Lonely Planet Writer

Australia is planning a spectacular new bike and walking trail near Cairns

An incredible new 76-kilometre bike and hiking path along some of Australia’s most spectacular coastline has moved a step closer.

The Wangetti Trail. Image by Queensland Government​

The Wangetti Trail would connect the towns of Palm Cove and Port Douglas bringing trekkers through a rugged landscape overlooking the ocean in Northern Queensland. It would run parallel to the Great Barrier Reef and would be easily accessible from the popular tourist city of Cairns. Queensland’s Tourism Industry Development Minister Kate Jones said: “the trail will provide walkers and mountain-bike riders with a bushland and ocean experience, showcasing the beauty of the Wet Tropics, the Great Barrier Reef and World Heritage areas.”

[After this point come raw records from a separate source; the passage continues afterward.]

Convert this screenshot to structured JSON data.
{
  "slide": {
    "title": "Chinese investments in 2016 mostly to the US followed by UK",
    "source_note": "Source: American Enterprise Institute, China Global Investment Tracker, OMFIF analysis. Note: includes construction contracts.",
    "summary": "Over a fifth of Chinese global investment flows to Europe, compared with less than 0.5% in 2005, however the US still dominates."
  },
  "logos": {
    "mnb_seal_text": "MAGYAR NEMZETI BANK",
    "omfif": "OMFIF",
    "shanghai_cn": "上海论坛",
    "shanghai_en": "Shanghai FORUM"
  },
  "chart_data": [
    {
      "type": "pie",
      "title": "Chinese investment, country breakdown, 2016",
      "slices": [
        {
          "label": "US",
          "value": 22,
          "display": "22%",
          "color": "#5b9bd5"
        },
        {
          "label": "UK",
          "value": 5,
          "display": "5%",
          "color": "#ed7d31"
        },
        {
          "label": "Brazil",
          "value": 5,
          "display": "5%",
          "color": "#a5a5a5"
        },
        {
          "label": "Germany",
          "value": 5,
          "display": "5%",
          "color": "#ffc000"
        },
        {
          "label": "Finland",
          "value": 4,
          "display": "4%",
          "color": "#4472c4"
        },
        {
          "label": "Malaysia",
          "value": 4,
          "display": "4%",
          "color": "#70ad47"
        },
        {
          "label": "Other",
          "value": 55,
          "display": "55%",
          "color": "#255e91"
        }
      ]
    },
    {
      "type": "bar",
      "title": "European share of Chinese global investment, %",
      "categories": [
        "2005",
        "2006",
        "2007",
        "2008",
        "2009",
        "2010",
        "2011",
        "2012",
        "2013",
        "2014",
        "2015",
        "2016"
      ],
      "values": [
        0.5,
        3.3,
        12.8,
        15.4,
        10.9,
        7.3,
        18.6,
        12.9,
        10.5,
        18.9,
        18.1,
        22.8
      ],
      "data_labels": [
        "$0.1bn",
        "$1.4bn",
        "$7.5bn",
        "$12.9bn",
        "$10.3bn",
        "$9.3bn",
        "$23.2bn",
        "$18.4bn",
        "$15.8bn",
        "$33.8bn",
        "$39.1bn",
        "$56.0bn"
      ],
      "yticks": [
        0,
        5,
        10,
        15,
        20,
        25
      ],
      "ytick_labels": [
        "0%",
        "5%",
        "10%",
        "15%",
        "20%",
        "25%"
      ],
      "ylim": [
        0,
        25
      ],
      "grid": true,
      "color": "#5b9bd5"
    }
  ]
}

The trail is 76km. Image by Queensland Government

The local government have just invested AUS$950,000 (€599,337) in putting together a business case for the project. The plan has also been given support by the local Yirrganydji people who are the traditional owners of the land. The coastline, which was known as the “Good Ways” in the indigenous language will be developed in a way that respects its cultural heritage and native title rights. The path would bring mountain bikers and hikers through the Kuranda National Park, an important habitat for several important species found only in Australia.

The trail is suitable for walking or cycling. Image by Queensland Government

Amongst the rare animals that call that part of Queensland home are the southern cassowary, the Lumholtz’s tree kangaroo, and the Victoria’s riflebird (known also as the duwuduwu). The trail could be walked in around six days and five nights with plans to develop glamping, camp sites and eco-tourist facilities along it. On a mountain bike, cyclists could cover the more than fifty miles of path in two days with a single overnight … if they were in a hurry. En route, there are at least five beaches, a series of spectacular lookout points, a “swimming hole” and several waterfalls. Specialised consultants and engineers would be used to ensure the design was not just perfect but also to minimise any impact on the environment. “Great care will be taken to ensure that the proposed trail does not impact on our cherished natural wonders,” said Kate Jones.